Figure 3 . A comparison of performance (a) and (b), training time (c), and disk space usage (d) for different algorithms. The legends of (b) and (c) are the same as (a).
4.2 Model Applications
We compared the performance of the ANN and RF models against three human analysts using datasets 1, 2, and 3. The results shown in Figure 4 indicate that the ANN and RF models performed similarly to human analysts for all three datasets. Of course the ANN and RF models only used 0.5% of the average human processing time (Figure 4b). In some cases, the ANN and RF models identified useable data that were rejected by one of human analysts (see Figure 4e for an example). The direct outputs of the ANN and RF models are probability scores (range from 0 to 1), which are then converted into two categories using a default threshold of 0.5, accepted (larger than or equal to 0.5) or rejected (smaller than 0.5). The probability threshold can be adjusted for a stricter screening. Increasing the threshold can improve the performance as shown in Figure 4c and 4d. When the threshold is larger than 0.5, three categories can be assigned to a seismogram instead of two. For example, a signal can be rejected if its probability score is smaller than 0.4, accepted if the probability is larger than or equal to 0.6, or considered marginal if its probability is between 0.4 and 0.6. The marginal seismograms can be further inspected by human analysts. As expected, a higher threshold leads to a smaller number of nonmarginal (accepted or rejected) labels (Figure 4c and 4d) or in other words more waveforms for human analysts to inspect. Similar to human analysts, the ANN and RF models sometimes agree and other times disagree. For dataset 3, the ANN or RF models combined mislabeled 540 seismograms out of a total of 2000. Both methods incorrectly labeled a subset of 186 seismograms (9% of the total); the ANN model mislabeled an additional 207 seismograms (393 total, overall 80% correct); the RF model mislabeled another 147 seismograms (333 total, overall 83% correct).

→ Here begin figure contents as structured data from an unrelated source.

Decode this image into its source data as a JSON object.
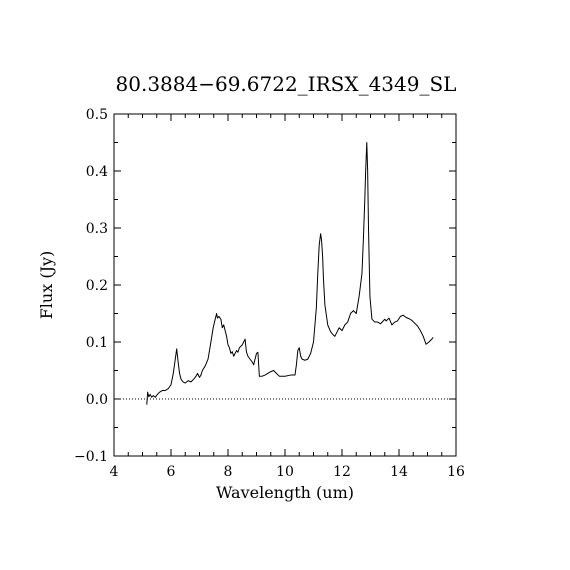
{
  "chart_data": {
    "type": "line",
    "title": "80.3884−69.6722_IRSX_4349_SL",
    "xlabel": "Wavelength (um)",
    "ylabel": "Flux (Jy)",
    "xlim": [
      4,
      16
    ],
    "ylim": [
      -0.1,
      0.5
    ],
    "xticks": [
      4,
      6,
      8,
      10,
      12,
      14,
      16
    ],
    "xtick_labels": [
      "4",
      "6",
      "8",
      "10",
      "12",
      "14",
      "16"
    ],
    "yticks": [
      -0.1,
      0.0,
      0.1,
      0.2,
      0.3,
      0.4,
      0.5
    ],
    "ytick_labels": [
      "−0.1",
      "0.0",
      "0.1",
      "0.2",
      "0.3",
      "0.4",
      "0.5"
    ],
    "grid": false,
    "reference_line": {
      "y": 0.0,
      "style": "dotted"
    },
    "series": [
      {
        "color": "#000000",
        "x": [
          5.15,
          5.18,
          5.22,
          5.27,
          5.32,
          5.38,
          5.45,
          5.52,
          5.6,
          5.7,
          5.8,
          5.9,
          6.0,
          6.08,
          6.15,
          6.2,
          6.25,
          6.3,
          6.35,
          6.42,
          6.5,
          6.6,
          6.7,
          6.8,
          6.88,
          6.93,
          7.0,
          7.05,
          7.1,
          7.2,
          7.3,
          7.4,
          7.48,
          7.55,
          7.6,
          7.63,
          7.68,
          7.75,
          7.8,
          7.85,
          7.9,
          7.95,
          8.0,
          8.05,
          8.1,
          8.15,
          8.2,
          8.25,
          8.3,
          8.35,
          8.4,
          8.5,
          8.55,
          8.6,
          8.62,
          8.65,
          8.7,
          8.8,
          8.85,
          8.9,
          8.95,
          9.0,
          9.05,
          9.1,
          9.2,
          9.3,
          9.4,
          9.5,
          9.6,
          9.7,
          9.8,
          10.0,
          10.2,
          10.35,
          10.4,
          10.45,
          10.5,
          10.55,
          10.6,
          10.7,
          10.8,
          10.9,
          11.0,
          11.1,
          11.15,
          11.2,
          11.25,
          11.28,
          11.32,
          11.35,
          11.4,
          11.5,
          11.6,
          11.7,
          11.75,
          11.8,
          11.9,
          12.0,
          12.1,
          12.2,
          12.3,
          12.4,
          12.5,
          12.6,
          12.7,
          12.75,
          12.8,
          12.83,
          12.87,
          12.9,
          12.93,
          12.98,
          13.05,
          13.15,
          13.25,
          13.35,
          13.45,
          13.5,
          13.55,
          13.65,
          13.75,
          13.85,
          13.95,
          14.05,
          14.15,
          14.25,
          14.35,
          14.45,
          14.55,
          14.65,
          14.75,
          14.85,
          14.95,
          15.05,
          15.15,
          15.2
        ],
        "y": [
          -0.01,
          0.012,
          0.004,
          0.008,
          0.003,
          0.006,
          0.003,
          0.008,
          0.012,
          0.015,
          0.015,
          0.018,
          0.025,
          0.045,
          0.07,
          0.088,
          0.065,
          0.045,
          0.035,
          0.03,
          0.028,
          0.032,
          0.03,
          0.035,
          0.04,
          0.045,
          0.038,
          0.042,
          0.05,
          0.058,
          0.07,
          0.1,
          0.125,
          0.14,
          0.15,
          0.142,
          0.145,
          0.14,
          0.125,
          0.13,
          0.12,
          0.11,
          0.095,
          0.09,
          0.08,
          0.083,
          0.075,
          0.08,
          0.085,
          0.082,
          0.09,
          0.095,
          0.1,
          0.105,
          0.095,
          0.082,
          0.075,
          0.068,
          0.065,
          0.06,
          0.07,
          0.08,
          0.082,
          0.04,
          0.04,
          0.042,
          0.045,
          0.048,
          0.05,
          0.045,
          0.04,
          0.04,
          0.042,
          0.042,
          0.06,
          0.085,
          0.09,
          0.075,
          0.07,
          0.068,
          0.07,
          0.08,
          0.1,
          0.16,
          0.22,
          0.27,
          0.29,
          0.28,
          0.25,
          0.21,
          0.165,
          0.13,
          0.118,
          0.112,
          0.11,
          0.115,
          0.125,
          0.12,
          0.13,
          0.135,
          0.15,
          0.155,
          0.15,
          0.18,
          0.22,
          0.28,
          0.35,
          0.4,
          0.45,
          0.4,
          0.3,
          0.18,
          0.14,
          0.135,
          0.135,
          0.132,
          0.137,
          0.14,
          0.137,
          0.142,
          0.13,
          0.135,
          0.137,
          0.145,
          0.147,
          0.143,
          0.141,
          0.138,
          0.133,
          0.128,
          0.12,
          0.11,
          0.096,
          0.1,
          0.105,
          0.108
        ]
      }
    ]
  }
}
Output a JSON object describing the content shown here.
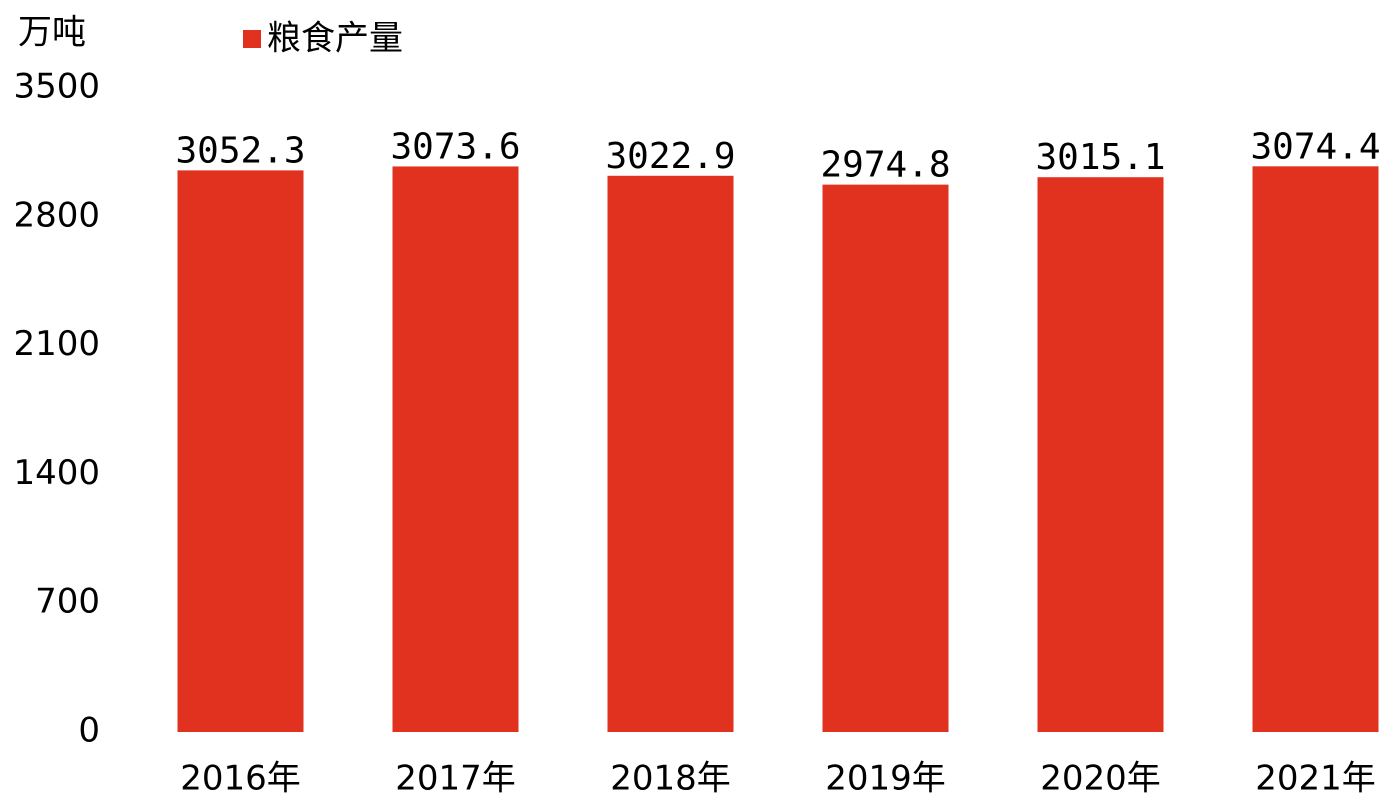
{
  "chart_data": {
    "type": "bar",
    "y_label": "万吨",
    "categories": [
      "2016年",
      "2017年",
      "2018年",
      "2019年",
      "2020年",
      "2021年"
    ],
    "series": [
      {
        "name": "粮食产量",
        "color": "#e0321f",
        "values": [
          3052.3,
          3073.6,
          3022.9,
          2974.8,
          3015.1,
          3074.4
        ]
      }
    ],
    "ylim": [
      0,
      3500
    ],
    "yticks": [
      0,
      700,
      1400,
      2100,
      2800,
      3500
    ],
    "grid": false,
    "legend": "top"
  }
}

Though not directly trained for the quality control of group velocity estimation, we tested the ANN model to determine whether it would reduce outliers in automated group velocity measurements. The ANN model performed reasonably well for dataset DC reducing the number of unrealistic group velocity values using the ANN-based quality control (Figure S11). The result is not perfect but the operational burden of inspecting the outlier observations is substantially reduced. Transfer learning (e.g., Chai et al., 2020) may further improve the performance of the ANN model for the quality control of group velocities.
5 Conclusions and Discussion
Using nearly 400,000 waveforms and corresponding quality labels, we applied and compared five ML algorithms (LR, SVM, KNN, RF, and ANN) intended to improve the efficiency of the quality control of surface-wave seismograms. Considering performance, processing speed, and storage requirements, the ANN achieved an accuracy of 0.92, an F1 score of 0.89, and an AUC of 0.97. The RF model follows the ANN closely with slightly lower performance and higher storage requirements, but faster processing times. We prefer the ANN and RF models over the other algorithms tested. The performances of both the ANN and RF model match human analysts for data they have never seen while also reducing the time invested in surface-wave quality control by 99.5%. We also show that quality labels from the ANN model helps reduce outliers in group velocity measurements, despite the training labels originally being generated for the purposes of signal cross-correlation analysis. The improved processing speed of the ANN model compared to human analysts and a demonstration of this method to independent surface-wave measurements shows that this technique can be used to reduce the burden of quality control screening for large volumes of seismic data.
The trained ANN and RF models can be incorporated into an existing workflow that uses intermediate-period surface wave seismograms for earthquake and/or earth-structure studies. For fast-response applications, these two trained ML models can be applied automatically to identify good-quality data rapidly without human intervention. The execution speed of the two ML models can be easily increased with more computing resources. For more comprehensive studies, the trained models can be used to pre-screen a large amount of data and allow researchers to focus on a subset of data ranked by ML labels. The numeric quality scores from the RF and ANN ML models could also be used as initial quality weights in seismological analysis.